Until 1955, the room was used to store coal before it was sealed and forgotten for decades beneath a trapdoor hidden by furniture. The drawings on the walls were discovered beneath two layers of plaster.

According to Dal Poggetto’s theory, Michelangelo had hidden in this small space to escape “the wrath of Pope Clement VII” after he supported a short-lived republic that overthrew the Medicis. In the room, the artist sketched studies for some of his projects.

The artwork includes sketches believed to be of Giuliano de’ Medici’s legs, near the entrance of the secret room. Access to the room has been restricted for the past 50 years.

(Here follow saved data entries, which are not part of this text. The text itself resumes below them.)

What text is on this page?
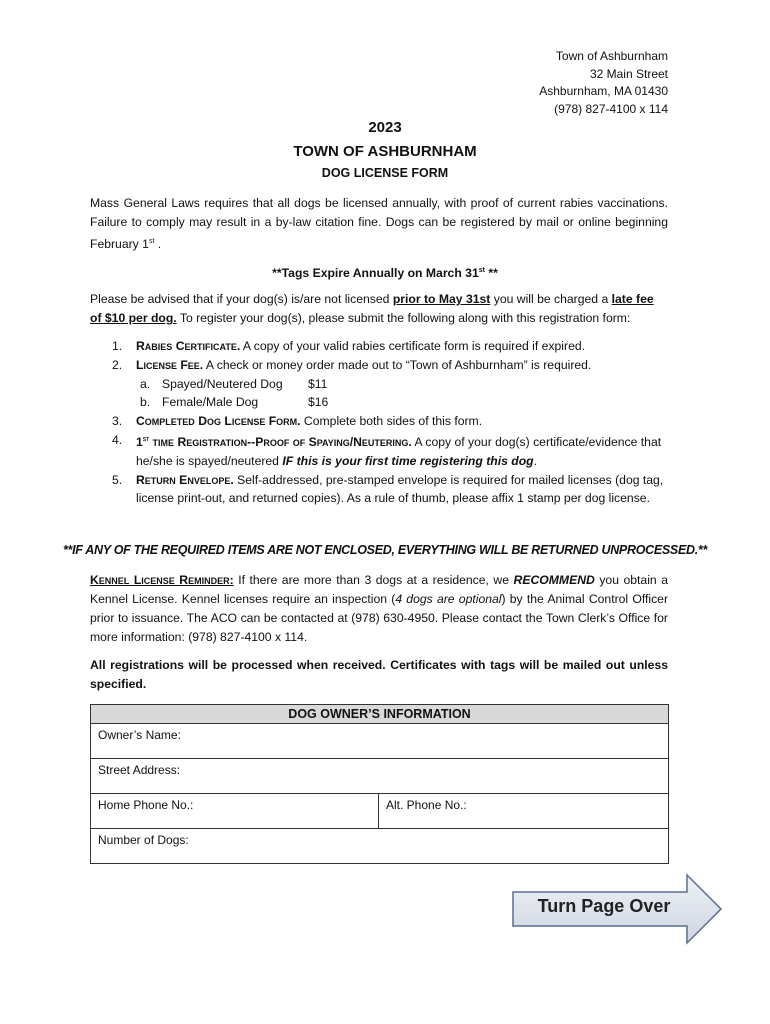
Town of Ashburnham
32 Main Street
Ashburnham, MA 01430
(978) 827-4100 x 114
2023
TOWN OF ASHBURNHAM
DOG LICENSE FORM
Mass General Laws requires that all dogs be licensed annually, with proof of current rabies vaccinations. Failure to comply may result in a by-law citation fine. Dogs can be registered by mail or online beginning February 1st .
**Tags Expire Annually on March 31st **
Please be advised that if your dog(s) is/are not licensed prior to May 31st you will be charged a late fee of $10 per dog. To register your dog(s), please submit the following along with this registration form:
1. Rabies Certificate. A copy of your valid rabies certificate form is required if expired.
2. License Fee. A check or money order made out to “Town of Ashburnham” is required.
a. Spayed/Neutered Dog $11
b. Female/Male Dog	$16
3. Completed Dog License Form. Complete both sides of this form.
4. 1st time Registration--Proof of Spaying/Neutering. A copy of your dog(s) certificate/evidence that he/she is spayed/neutered IF this is your first time registering this dog.
5. Return Envelope. Self-addressed, pre-stamped envelope is required for mailed licenses (dog tag, license print-out, and returned copies). As a rule of thumb, please affix 1 stamp per dog license.
**IF ANY OF THE REQUIRED ITEMS ARE NOT ENCLOSED, EVERYTHING WILL BE RETURNED UNPROCESSED.**
Kennel License Reminder: If there are more than 3 dogs at a residence, we RECOMMEND you obtain a Kennel License. Kennel licenses require an inspection (4 dogs are optional) by the Animal Control Officer prior to issuance. The ACO can be contacted at (978) 630-4950. Please contact the Town Clerk’s Office for more information: (978) 827-4100 x 114.
All registrations will be processed when received. Certificates with tags will be mailed out unless specified.
DOG OWNER’S INFORMATION
Owner’s Name:
Street Address:
Home Phone No.:	Alt. Phone No.:
Number of Dogs:
Turn Page Over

Officials have decided to open the room to the public on a limited basis, with the works exposed to LED lights for limited periods and then placed in extended darkness for protection.

Starting on November 15, the secret room will be open to the public, with 100 visitors granted access each week through reservations, limited to four at a time, and each group allowed a maximum of 15 minutes inside the room.

Francesca de Luca, curator of the Museum of the Medici Chapels, noted that this place offers visitors “the unique experience of coming into direct contact not only with the creative process of the maestro but also with the perception of the formation of his myth as a divine artist.”

D’Agostino mentioned that the restoration has been “time-consuming, constant, and painstaking work.”